Competition/Antitrust

In a nutshell

It is the job of the UK and EU regulatory authorities to ensure that markets function effectively on the basis of fair and open competition. The rules in the UK and EU are substantially similar, but UK bodies concentrate on those rules that have their greatest effect domestically, while EU authorities deal with matters affecting multiple member states. Of all areas of law in the UK, competition law is – at present – most closely intertwined with the EU. While most competition rules are enshrined into domestic law, the changing relationship between domestic and European competition authorities as Brexit takes effect is likely to cause much head-scratching among businesspeople, Eurocrats and lawyers alike.

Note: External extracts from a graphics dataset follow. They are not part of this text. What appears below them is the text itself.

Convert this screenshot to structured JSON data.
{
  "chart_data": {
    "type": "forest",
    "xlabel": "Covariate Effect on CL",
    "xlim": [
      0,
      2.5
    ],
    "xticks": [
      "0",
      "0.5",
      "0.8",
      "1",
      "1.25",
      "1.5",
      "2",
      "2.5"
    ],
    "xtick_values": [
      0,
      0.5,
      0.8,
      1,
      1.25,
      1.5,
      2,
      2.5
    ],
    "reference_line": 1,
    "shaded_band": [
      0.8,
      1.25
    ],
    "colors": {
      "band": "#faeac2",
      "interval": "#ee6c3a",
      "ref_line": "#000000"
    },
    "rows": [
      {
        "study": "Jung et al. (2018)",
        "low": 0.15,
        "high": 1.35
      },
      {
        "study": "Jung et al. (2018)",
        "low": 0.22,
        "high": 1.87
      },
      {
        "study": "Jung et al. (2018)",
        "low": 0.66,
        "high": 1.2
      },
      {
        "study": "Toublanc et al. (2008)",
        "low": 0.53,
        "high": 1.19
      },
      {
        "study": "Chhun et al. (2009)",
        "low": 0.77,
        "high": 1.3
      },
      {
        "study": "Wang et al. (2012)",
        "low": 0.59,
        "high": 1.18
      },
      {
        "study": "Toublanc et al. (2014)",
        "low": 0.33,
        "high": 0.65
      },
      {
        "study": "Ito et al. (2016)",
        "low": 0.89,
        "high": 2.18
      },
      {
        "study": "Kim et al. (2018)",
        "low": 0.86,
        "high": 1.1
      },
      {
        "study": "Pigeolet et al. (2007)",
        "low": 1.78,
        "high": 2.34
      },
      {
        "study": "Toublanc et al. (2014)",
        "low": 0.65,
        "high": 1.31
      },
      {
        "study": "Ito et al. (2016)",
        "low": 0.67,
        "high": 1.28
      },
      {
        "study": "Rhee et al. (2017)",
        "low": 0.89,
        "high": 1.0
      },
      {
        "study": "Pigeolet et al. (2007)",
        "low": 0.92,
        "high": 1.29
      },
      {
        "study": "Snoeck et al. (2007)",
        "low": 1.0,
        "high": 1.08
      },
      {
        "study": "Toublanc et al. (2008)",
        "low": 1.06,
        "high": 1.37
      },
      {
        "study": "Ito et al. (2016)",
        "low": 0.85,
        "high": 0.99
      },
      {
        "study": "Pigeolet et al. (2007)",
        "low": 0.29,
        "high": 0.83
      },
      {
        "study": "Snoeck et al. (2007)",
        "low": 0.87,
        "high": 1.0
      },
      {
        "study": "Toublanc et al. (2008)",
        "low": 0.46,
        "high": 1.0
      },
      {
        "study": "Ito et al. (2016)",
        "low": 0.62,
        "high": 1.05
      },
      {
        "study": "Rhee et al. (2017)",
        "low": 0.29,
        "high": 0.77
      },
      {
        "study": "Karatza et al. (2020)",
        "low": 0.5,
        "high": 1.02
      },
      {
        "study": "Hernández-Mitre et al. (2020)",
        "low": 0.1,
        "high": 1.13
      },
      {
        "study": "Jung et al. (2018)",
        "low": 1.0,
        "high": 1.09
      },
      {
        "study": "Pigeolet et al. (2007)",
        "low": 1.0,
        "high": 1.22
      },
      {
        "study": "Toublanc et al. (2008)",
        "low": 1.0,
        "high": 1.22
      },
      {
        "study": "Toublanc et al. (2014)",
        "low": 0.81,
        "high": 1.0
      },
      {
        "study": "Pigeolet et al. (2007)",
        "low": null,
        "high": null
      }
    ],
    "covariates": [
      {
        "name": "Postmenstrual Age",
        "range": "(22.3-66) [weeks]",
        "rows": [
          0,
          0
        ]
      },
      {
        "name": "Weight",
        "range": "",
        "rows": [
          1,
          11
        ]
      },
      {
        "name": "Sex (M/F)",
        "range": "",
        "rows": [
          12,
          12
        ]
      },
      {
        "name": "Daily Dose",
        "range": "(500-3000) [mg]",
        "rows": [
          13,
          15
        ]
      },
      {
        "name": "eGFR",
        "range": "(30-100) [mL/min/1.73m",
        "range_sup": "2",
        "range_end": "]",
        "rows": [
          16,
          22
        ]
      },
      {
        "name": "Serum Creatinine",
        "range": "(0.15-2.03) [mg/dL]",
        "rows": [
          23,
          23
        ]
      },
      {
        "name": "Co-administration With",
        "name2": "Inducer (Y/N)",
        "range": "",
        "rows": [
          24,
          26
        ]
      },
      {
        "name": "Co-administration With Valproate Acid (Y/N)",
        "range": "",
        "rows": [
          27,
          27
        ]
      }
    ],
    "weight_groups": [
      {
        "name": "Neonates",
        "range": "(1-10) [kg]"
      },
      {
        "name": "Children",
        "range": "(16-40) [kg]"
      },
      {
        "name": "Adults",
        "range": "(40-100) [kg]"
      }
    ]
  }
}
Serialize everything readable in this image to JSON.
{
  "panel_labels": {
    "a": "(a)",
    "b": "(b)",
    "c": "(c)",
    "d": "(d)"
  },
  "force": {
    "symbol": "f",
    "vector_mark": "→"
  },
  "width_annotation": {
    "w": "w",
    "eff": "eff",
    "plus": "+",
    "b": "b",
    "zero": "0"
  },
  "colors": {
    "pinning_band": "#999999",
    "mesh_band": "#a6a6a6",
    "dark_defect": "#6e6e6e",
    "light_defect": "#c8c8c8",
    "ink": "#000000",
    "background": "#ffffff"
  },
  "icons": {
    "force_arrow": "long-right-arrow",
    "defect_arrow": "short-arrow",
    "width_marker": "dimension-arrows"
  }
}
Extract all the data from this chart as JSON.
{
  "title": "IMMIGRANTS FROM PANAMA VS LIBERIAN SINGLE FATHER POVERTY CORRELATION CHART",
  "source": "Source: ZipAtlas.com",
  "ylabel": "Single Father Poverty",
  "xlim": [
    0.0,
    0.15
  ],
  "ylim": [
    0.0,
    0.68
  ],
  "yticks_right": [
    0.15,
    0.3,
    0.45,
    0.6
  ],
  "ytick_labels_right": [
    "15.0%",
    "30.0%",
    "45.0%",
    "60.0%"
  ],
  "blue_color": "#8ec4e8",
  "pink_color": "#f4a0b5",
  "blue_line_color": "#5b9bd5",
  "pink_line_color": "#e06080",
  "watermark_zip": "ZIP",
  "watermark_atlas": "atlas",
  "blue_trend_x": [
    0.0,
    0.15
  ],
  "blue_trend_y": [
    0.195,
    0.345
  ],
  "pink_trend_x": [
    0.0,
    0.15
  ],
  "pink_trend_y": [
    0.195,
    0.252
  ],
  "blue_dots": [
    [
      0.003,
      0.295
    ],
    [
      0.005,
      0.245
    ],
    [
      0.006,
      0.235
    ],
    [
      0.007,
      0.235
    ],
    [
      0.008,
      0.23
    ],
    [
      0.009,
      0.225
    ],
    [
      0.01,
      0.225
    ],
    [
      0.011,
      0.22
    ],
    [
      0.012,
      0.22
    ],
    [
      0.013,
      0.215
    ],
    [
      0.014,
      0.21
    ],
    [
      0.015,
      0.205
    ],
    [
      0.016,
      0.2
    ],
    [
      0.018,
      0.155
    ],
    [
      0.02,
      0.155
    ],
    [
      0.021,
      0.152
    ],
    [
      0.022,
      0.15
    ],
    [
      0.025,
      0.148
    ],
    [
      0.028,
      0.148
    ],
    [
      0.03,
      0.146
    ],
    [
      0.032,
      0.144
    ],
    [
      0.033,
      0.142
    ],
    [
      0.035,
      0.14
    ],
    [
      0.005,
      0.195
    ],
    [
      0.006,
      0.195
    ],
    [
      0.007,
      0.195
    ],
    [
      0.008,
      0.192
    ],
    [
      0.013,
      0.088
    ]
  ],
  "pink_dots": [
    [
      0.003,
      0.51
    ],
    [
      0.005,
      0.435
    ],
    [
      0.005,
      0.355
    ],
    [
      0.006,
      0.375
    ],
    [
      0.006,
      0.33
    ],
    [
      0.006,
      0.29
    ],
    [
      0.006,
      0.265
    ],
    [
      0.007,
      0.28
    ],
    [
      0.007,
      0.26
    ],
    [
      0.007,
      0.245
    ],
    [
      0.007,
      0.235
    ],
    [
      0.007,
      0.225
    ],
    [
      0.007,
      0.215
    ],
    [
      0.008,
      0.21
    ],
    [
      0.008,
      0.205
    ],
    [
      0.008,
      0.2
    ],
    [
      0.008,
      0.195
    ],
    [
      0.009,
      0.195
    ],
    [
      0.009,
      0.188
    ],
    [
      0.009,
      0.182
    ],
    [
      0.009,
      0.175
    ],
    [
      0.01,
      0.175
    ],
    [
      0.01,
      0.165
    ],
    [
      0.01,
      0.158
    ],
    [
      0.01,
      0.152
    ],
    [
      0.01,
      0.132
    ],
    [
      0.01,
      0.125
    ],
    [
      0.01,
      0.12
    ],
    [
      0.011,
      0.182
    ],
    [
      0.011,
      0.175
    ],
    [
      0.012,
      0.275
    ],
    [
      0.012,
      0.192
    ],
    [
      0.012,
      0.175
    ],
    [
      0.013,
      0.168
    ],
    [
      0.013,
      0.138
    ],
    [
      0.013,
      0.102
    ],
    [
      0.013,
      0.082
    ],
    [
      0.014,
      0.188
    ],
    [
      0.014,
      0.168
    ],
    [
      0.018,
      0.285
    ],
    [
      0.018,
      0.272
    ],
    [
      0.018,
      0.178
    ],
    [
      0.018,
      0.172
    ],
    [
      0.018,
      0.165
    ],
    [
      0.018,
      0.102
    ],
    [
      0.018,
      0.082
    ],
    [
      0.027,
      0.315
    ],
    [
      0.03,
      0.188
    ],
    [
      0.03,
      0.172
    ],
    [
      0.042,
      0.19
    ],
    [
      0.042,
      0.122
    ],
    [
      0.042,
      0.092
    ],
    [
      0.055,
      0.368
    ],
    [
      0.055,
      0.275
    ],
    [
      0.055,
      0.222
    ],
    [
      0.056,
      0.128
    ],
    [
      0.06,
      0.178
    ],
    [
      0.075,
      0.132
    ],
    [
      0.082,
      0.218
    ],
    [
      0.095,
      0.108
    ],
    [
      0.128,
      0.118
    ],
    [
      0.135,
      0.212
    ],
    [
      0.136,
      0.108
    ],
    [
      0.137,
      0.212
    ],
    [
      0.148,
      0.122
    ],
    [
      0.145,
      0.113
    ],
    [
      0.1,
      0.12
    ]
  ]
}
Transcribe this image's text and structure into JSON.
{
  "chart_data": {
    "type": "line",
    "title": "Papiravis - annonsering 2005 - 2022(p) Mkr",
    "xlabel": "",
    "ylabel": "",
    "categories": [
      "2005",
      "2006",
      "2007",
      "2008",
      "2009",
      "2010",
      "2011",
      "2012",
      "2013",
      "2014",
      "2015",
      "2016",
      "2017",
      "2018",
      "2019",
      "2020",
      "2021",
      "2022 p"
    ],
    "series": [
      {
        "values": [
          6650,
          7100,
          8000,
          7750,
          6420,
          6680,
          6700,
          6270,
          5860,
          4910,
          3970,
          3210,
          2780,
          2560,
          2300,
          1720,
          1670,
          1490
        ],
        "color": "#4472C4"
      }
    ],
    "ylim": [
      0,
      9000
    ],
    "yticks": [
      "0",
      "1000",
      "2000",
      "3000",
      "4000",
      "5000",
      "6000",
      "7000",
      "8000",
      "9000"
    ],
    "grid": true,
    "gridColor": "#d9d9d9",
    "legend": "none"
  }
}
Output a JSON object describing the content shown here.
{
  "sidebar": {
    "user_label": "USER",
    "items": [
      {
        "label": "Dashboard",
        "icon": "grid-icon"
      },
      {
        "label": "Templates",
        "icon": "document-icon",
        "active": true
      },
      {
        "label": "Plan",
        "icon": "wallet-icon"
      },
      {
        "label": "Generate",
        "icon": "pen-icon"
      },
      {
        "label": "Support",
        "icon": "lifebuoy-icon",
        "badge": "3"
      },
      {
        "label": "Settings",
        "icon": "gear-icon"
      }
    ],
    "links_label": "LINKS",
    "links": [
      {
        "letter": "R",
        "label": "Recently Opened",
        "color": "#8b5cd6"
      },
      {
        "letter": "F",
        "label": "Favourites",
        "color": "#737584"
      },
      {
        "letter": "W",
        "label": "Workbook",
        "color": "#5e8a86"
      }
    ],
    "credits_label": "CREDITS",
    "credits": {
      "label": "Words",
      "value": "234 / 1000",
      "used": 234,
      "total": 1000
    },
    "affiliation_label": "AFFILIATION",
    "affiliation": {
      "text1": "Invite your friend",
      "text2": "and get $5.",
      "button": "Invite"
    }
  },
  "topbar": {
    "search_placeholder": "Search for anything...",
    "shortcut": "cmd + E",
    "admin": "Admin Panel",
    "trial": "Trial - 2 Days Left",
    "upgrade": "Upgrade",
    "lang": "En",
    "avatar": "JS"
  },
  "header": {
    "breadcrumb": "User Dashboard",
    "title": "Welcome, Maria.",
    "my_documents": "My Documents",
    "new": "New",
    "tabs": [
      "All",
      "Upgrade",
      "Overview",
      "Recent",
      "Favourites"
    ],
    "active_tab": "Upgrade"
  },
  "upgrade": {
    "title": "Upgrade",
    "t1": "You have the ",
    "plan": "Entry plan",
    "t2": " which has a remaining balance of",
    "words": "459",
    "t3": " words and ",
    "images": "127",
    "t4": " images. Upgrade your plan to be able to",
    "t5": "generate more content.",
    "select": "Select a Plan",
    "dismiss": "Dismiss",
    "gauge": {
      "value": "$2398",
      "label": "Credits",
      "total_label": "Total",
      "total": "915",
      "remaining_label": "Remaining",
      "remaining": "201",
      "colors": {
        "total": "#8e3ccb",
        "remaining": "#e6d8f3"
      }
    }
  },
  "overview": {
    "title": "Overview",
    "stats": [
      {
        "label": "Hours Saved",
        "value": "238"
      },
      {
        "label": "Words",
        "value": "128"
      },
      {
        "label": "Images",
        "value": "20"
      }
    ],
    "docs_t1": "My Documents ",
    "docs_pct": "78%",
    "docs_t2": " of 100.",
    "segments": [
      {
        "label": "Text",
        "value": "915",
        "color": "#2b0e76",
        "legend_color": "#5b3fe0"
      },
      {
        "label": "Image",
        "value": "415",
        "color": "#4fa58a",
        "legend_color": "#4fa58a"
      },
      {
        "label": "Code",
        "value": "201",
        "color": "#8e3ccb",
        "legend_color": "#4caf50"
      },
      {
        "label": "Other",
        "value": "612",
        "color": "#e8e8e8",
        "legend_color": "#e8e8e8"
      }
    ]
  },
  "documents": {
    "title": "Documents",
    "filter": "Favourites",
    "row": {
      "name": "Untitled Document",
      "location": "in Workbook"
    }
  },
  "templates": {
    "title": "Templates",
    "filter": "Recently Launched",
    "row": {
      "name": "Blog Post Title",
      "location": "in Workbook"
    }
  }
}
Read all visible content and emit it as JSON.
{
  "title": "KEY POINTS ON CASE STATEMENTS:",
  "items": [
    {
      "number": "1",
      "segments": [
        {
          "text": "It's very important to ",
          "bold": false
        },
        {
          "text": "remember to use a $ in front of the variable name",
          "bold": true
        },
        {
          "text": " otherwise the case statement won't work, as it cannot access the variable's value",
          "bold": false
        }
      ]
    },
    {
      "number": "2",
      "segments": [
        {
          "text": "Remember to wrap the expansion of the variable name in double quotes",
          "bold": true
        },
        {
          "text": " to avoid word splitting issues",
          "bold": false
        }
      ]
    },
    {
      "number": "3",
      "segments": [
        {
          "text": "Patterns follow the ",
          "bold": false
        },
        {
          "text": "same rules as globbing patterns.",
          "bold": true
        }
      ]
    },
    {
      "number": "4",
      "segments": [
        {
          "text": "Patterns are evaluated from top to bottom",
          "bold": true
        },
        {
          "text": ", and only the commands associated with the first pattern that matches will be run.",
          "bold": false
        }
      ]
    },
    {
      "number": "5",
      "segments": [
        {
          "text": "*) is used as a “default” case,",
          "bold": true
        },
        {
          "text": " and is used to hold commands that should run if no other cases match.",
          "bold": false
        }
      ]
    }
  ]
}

On 1 April 2014, the Competition and Markets Authority (CMA) was established as the UK government’s main regulatory body, adopting many of the functions of the Office of Fair Trading (OFT) and the Competition Commission (CC). The CMA works closely with industry-specific regulatory bodies, such as Ofcom for the media and telecoms industry. With a higher budget and greater resources available than ever before, the CMA was created in order to strengthen business competition in the UK and crack down on anti-competitive activities.

Competition authorities have extensive investigative powers – including the ability to carry out dawn raids – and can impose hefty fines. The CMA continues to become more proactive and litigation-minded, and the European Commission – the regulator dealing with matters also affecting other EU countries – readily doles out big fines where necessary.

What lawyers do

  • Negotiate clearance for acquisitions, mergers and joint ventures.
  • Advise on the structure of commercial or co-operation agreements to ensure they can withstand a competition challenge.
  • Deal with investigations into the way a client conducts business.
  • Bring or defend claims in the Competition Appeal Tribunal (CAT).
  • Advise on cross-border trade or anti-dumping measures (preventing companies exporting products at a lower price than normally charged in the home market).
  • Regulators investigate companies, bring prosecutions and advise on the application of new laws and regulations.

Realities of the job

  • You won’t get much independence; junior lawyers work under the close supervision of experienced partners. In the early days, the job involves a great deal of research into particular markets and how the authorities have approached different types of agreements in the past.
  • You need to be interested in economics and politics.
  • The work demands serious academic brainpower twinned with commercial acumen.
  • As a popular area of practice it’s hard to break into. Work experience with a regulator or at the European Commission in Brussels will enhance your prospects.
  • Advocacy is a relatively small part of the job, though you could end up appearing in the High Court or the CAT.
  • In international law firms you will travel abroad and may even work in an overseas office for a while, perhaps in Brussels. Fluency in another language can be useful. There is also a trend for lawyers to switch between private practice and working for the regulators.

Current issues

  • Brexit will be a big topic here. Merger control in the UK predates that on an EU level, so complete separation from the EU may not have a large direct impact on the UK merger regime. However, the UK could lose its ability to submit mergers for approval by the European Commission, which could be detrimental to UK business.
  • It's also possible that Britain's exit from the EU could loosen state aid restrictions within the UK.
  • The National Audit Office believes that the CMA has made large strides in tackling the failings of previous competition regulators and that enforcement is now more coherent than before, but that the regulator could still increase the volume of successful enforcement cases it brings and improve business awareness of competition law. While the CMA has successfully investigated abuse of dominance matters, especially in the pharma sector (it recently fined GlaxoSmithKline £37.6 million), it is taking heat for limited action on cartels.
  • The CMA continues to focus on online goods and service providers, especially for misleading pricing infringements, while using open letters to advise businesses on online compliance matters and their rights when dealing with suppliers. Meanwhile, the EU has continued efforts to create a Digital Single Market, with a focus in data protection and the creation of equal pricing across member states. Google is currently being investigated by the European Commission following claims that it was cheating competitors by artificially favouring its own shopping service in search results.
  • An increasingly globalised competition law network is coming to the fore, as regulators are visible co-ordinating cases. Ending a long-running international case, Mitsubishi, Hitachi and Denso acknowledged that they engaged in price co-ordination between 2004 and 2010, and the European Commission stated that it would investigate cartels outside the EU if customers within the region are affected.
  • A number of general litigation practitioners have been moving into the competition area, and a surge in competition damages claims is predicted to continue. In July 2016 a £19 billion class action was launched against MasterCard for imposing illegal card fees, the second of its kind since the Consumer Rights Act 2015 came into force. MasterCard's woes span the UK and the EU, as in 2014 it lost a decade-long battle in the European Court of Justice, which found it guilty of abusing its dominant market position.
  • By assessing all mergers within a 40-day limit, the CMA is tightening its grip on merger control. Increased efficiency means it now clears more cases in phase one without the need for the more intensive second phase, and a number of related legal challenges have developed into case law.